Добавить в цитаты Настройки чтения

Страница 122 из 161



Наступившая после боя пауза вызвала у комбата беспокойство: он опасался, что автоматчики обойдут батальон с флангов.

Потом на позиции батальона полетели мины, поперек водянистого поля вытянулась пехота, а на дорогу выползли танки. Передний, освобождая себе путь, столкнул с насыпи оба бронетранспортера.

Крылов занял место наводчика: важно было подбить переднюю машину — тогда она преградила бы путь остальным. В панораму он хорошо видел средний танк с короткой пушкой и неширокими гусеницами.
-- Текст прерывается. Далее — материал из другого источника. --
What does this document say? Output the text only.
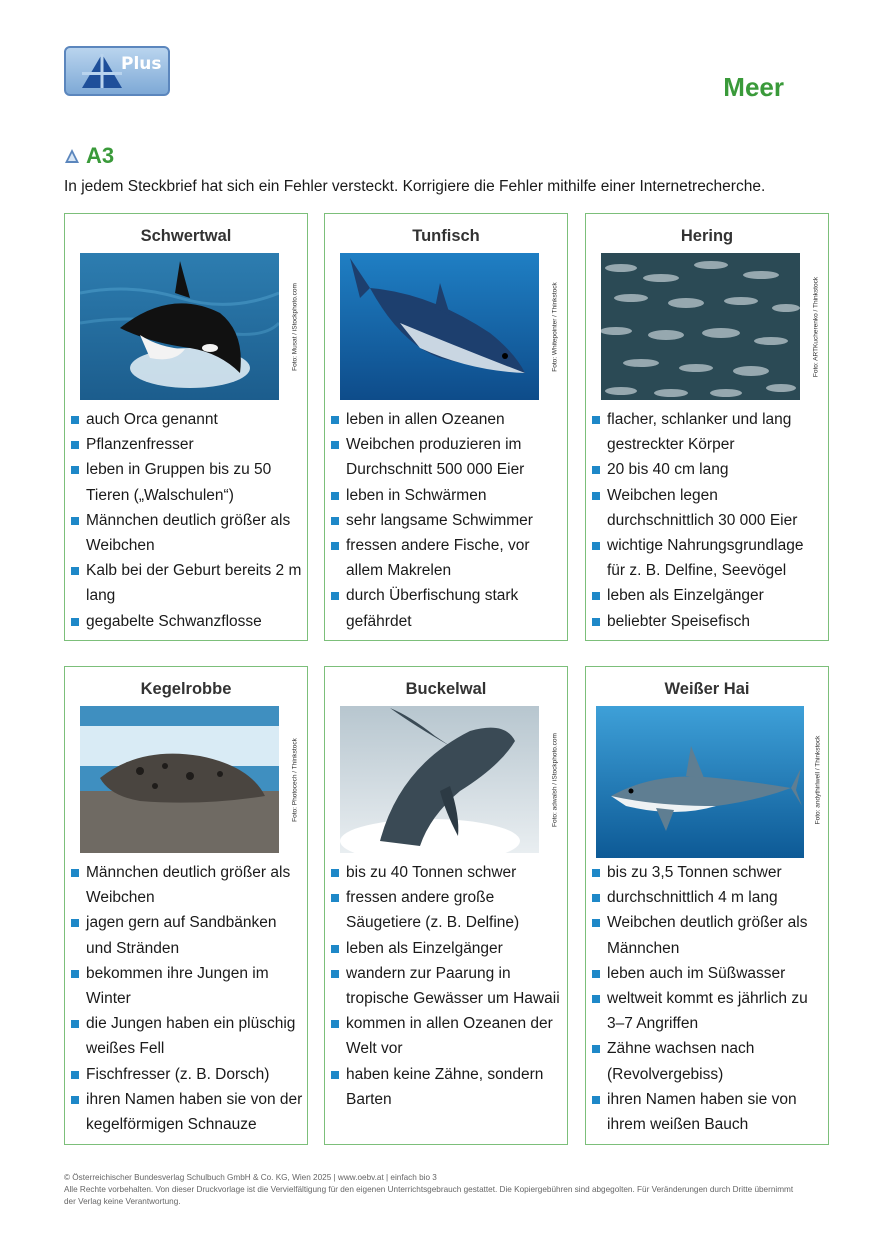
Plus
Meer
A3
In jedem Steckbrief hat sich ein Fehler versteckt. Korrigiere die Fehler mithilfe einer Internetrecherche.
Schwertwal
Foto: Musat / iStockphoto.com
auch Orca genannt
Pflanzenfresser
leben in Gruppen bis zu 50 Tieren („Walschulen“)
Männchen deutlich größer als Weibchen
Kalb bei der Geburt bereits 2 m lang
gegabelte Schwanzflosse
Tunfisch
Foto: Whitepointer / Thinkstock
leben in allen Ozeanen
Weibchen produzieren im Durchschnitt 500 000 Eier
leben in Schwärmen
sehr langsame Schwimmer
fressen andere Fische, vor allem Makrelen
durch Überfischung stark gefährdet
Hering
Foto: ARTKucherenko / Thinkstock
flacher, schlanker und lang gestreckter Körper
20 bis 40 cm lang
Weibchen legen durchschnittlich 30 000 Eier
wichtige Nahrungsgrundlage für z. B. Delfine, Seevögel
leben als Einzelgänger
beliebter Speisefisch
Kegelrobbe
Foto: Photocech / Thinkstock
Männchen deutlich größer als Weibchen
jagen gern auf Sandbänken und Stränden
bekommen ihre Jungen im Winter
die Jungen haben ein plüschig weißes Fell
Fischfresser (z. B. Dorsch)
ihren Namen haben sie von der kegelförmigen Schnauze
Buckelwal
Foto: adwalsh / iStockphoto.com
bis zu 40 Tonnen schwer
fressen andere große Säugetiere (z. B. Delfine)
leben als Einzelgänger
wandern zur Paarung in tropische Gewässer um Hawaii
kommen in allen Ozeanen der Welt vor
haben keine Zähne, sondern Barten
Weißer Hai
Foto: andythirlwell / Thinkstock
bis zu 3,5 Tonnen schwer
durchschnittlich 4 m lang
Weibchen deutlich größer als Männchen
leben auch im Süßwasser
weltweit kommt es jährlich zu 3–7 Angriffen
Zähne wachsen nach (Revolvergebiss)
ihren Namen haben sie von ihrem weißen Bauch
© Österreichischer Bundesverlag Schulbuch GmbH & Co. KG, Wien 2025 | www.oebv.at | einfach bio 3
Alle Rechte vorbehalten. Von dieser Druckvorlage ist die Vervielfältigung für den eigenen Unterrichtsgebrauch gestattet. Die Kopiergebühren sind abgegolten. Für Veränderungen durch Dritte übernimmt der Verlag keine Verantwortung.
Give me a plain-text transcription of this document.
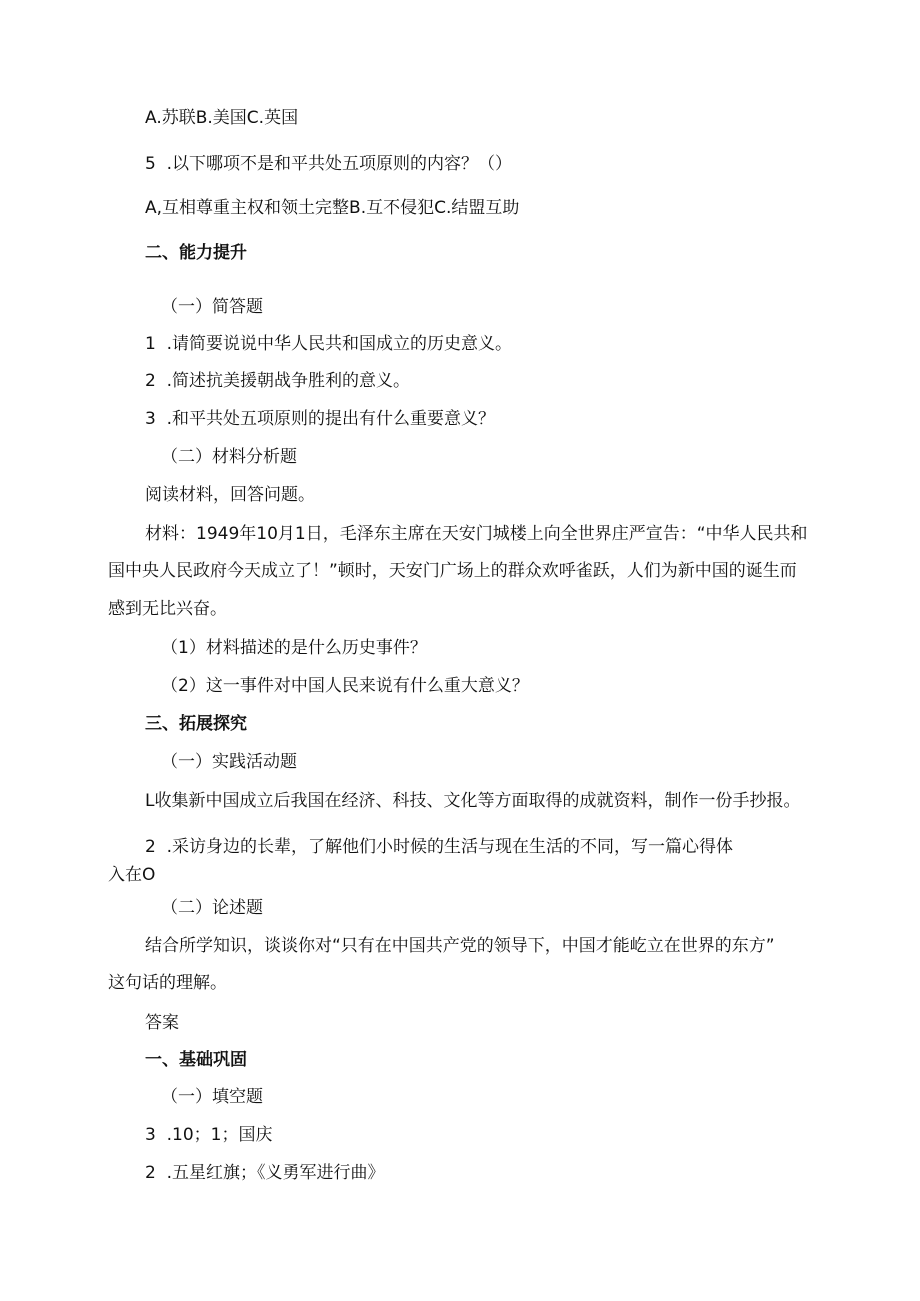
A.苏联B.美国C.英国

5  .以下哪项不是和平共处五项原则的内容？（）

A,互相尊重主权和领土完整B.互不侵犯C.结盟互助

二、能力提升

（一）简答题

1  .请简要说说中华人民共和国成立的历史意义。

2  .简述抗美援朝战争胜利的意义。

3  .和平共处五项原则的提出有什么重要意义？

（二）材料分析题

阅读材料，回答问题。

材料：1949年10月1日，毛泽东主席在天安门城楼上向全世界庄严宣告：“中华人民共和

国中央人民政府今天成立了！”顿时，天安门广场上的群众欢呼雀跃，人们为新中国的诞生而

感到无比兴奋。

（1）材料描述的是什么历史事件？

（2）这一事件对中国人民来说有什么重大意义？

三、拓展探究

（一）实践活动题

L收集新中国成立后我国在经济、科技、文化等方面取得的成就资料，制作一份手抄报。

2  .采访身边的长辈，了解他们小时候的生活与现在生活的不同，写一篇心得体

入在O

（二）论述题

结合所学知识，谈谈你对“只有在中国共产党的领导下，中国才能屹立在世界的东方”

这句话的理解。

答案

一、基础巩固

（一）填空题

3  .10；1；国庆

2  .五星红旗；《义勇军进行曲》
Второй танк был наполовину прикрыт передним, третий шел под прикрытием второго.

— Давай, — торопил Николаев.

— Рано. Захарову видней второй, пусть бьет по второму, пусть ждет, пока я не начну!..

— Понял! — Николаев поспешил ко второму орудию. На опушке уже оглушительно разрывались снаряды.

Захлопали противотанковые ружья. От пехоты прибежал связной.

— Комбат спрашивает, почему не стреляете! — крикнул, тяжело дыша.

— Рано!..

Двести метров, сто пятьдесят, сто. Лишь бы не заметили. Казалось, танковая пушка смотрела прямо на Крылова. Счет шел на мгновенья.

Орудие содрогнулось от выстрела, ствол откатился назад и стал на место. Подкалиберный снаряд влип под башню. Вторым, бронебойным, Крылов разбил гусеницу. Танк развернулся поперек дороги и замер. Крылов хладнокровно расстрелял его.

Снова пошел снег, по мокрому полю стлался дым. В окопах оживленно перекликались пехотинцы. Стрельба постепенно затихла. Теперь лишь глухо рокотало по сторонам, и этот рокот упорно отодвигался за спины сорокапятчиков. Казалось, вокруг батальона смыкалось вдали огромное кольцо.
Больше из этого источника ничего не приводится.